Mom glanced at the waitress's name tag and smiled. “How old are your boys, Kelly?”

“Fourteen, twelve, and eight.” She pointed out the back window of the restaurant, where a short kid was practically tackling two taller ones as they played basketball. Kelly smiled and shook her head a little. “They're a handful. You need anything else?”

“No, this looks great.” But Mom frowned when the waitress walked away. “I don't like these poacher stories.” She sighed. “But the clinic building is a former military base. I'm sure it's safe, and I know this is your best chance for a full recovery.”

Full recovery.
My head pounded under the words. It had only been a few months since my fall, but I couldn't remember a day without headaches, without losing my balance and my train of thought. I wondered if I'd recognize my old self.

Mom picked at her salad, and I moved tortilla triangles around on my plate until the waitress brought our check.

Mom took a deep breath and smiled. I could tell she was trying not to cry. “Ready to go?” she asked, tossing a twenty on the table and reaching for her backpack. “The airboat will be waiting.”

“Yep.” I stood up. That dumb crab was still trapped behind the propped-open door, running along the wall, back and forth, over and over. “One second.” I moved the screen door, reached
down, and cupped my hands around the tiny crab. It didn't pinch me, but its little legs prickled my palms. It was still frantic, looking for a way to escape. The second I put it down, it scuttled away and disappeared down a crack.

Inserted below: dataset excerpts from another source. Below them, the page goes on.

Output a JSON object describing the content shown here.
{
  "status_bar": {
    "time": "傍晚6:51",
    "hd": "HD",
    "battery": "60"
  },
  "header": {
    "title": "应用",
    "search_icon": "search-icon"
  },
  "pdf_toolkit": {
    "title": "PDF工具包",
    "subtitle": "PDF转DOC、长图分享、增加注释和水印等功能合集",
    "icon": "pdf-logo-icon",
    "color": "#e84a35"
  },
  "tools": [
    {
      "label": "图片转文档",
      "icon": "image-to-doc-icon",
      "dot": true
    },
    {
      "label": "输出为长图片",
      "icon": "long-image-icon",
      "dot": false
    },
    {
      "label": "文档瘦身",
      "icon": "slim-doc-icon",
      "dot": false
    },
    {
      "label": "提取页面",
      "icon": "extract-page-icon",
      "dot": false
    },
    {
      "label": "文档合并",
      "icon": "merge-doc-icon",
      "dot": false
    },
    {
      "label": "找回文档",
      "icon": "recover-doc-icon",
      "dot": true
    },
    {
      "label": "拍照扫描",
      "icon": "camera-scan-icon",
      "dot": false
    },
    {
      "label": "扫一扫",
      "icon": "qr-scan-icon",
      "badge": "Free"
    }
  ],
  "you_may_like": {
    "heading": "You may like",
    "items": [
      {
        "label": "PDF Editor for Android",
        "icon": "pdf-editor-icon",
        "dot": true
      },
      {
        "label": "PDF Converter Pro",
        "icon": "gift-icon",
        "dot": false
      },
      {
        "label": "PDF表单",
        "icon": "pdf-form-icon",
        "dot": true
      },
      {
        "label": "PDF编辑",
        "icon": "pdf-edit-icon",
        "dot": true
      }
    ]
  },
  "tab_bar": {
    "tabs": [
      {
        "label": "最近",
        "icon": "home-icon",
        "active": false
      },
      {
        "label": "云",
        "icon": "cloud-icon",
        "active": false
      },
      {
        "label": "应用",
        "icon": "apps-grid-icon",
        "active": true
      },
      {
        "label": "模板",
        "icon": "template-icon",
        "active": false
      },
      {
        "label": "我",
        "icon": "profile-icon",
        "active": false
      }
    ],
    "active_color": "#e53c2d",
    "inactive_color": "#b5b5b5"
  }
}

It made me wish I could go home, too. Back to San Francisco with Mom. Dad could pick us up at the airport, and we could all go to the houseboat and eat spaghetti and watch pelicans diving for fish out the window.

No
, I reminded myself.
Mom and Dad want you here, to get better. And you want to be here, too.

I ignored the awful knot growing in my stomach and followed Mom down to the dock.

Chapter 2

“Watch your step; we don't want any more bumps on your head.”

Sawgrass Molly—that's what she said to call her—stood on the dock in muddy boots, work pants, and a long-sleeved shirt, with a red bandanna tied around her neck. A long gray braid hung down her back, and the skin on her face looked tough as a sea lion's.

Mom introduced herself and me, and Molly loaded our bags onto the airboat.

“Come on aboard, Miss Cat.” Molly reached down to help me onto the deck, but a wave of dizziness washed over me.

I closed my eyes and tried to catch my balance, but suddenly, I was there in the tree stand again, my stomach in knots over what had happened in the school cafeteria that day, and watching—was it a northern spotted owl? Closer . . . leaning . . . leaning . . . tipping . . . flailing back toward the platform too late . . . and falling . . . falling . . .

“Cat?” Mom said my name softly. She had to do that a lot, to bring me back.

“I promise you this boat is swamp-worthy,” Molly said, her brown, spotted hand still stretched out toward me. When I held it and stepped down, the boat dipped and bumped against the dock. I held on tighter.

“You okay?”

“I'm fine,” I lied. Would I ever be fine again? “Guess I need to get my sea legs.”

I slid into a seat and rummaged through my bag for my bird book while Molly looked past me, waving to a freckly teenaged boy and a short, tired-looking woman walking beside him.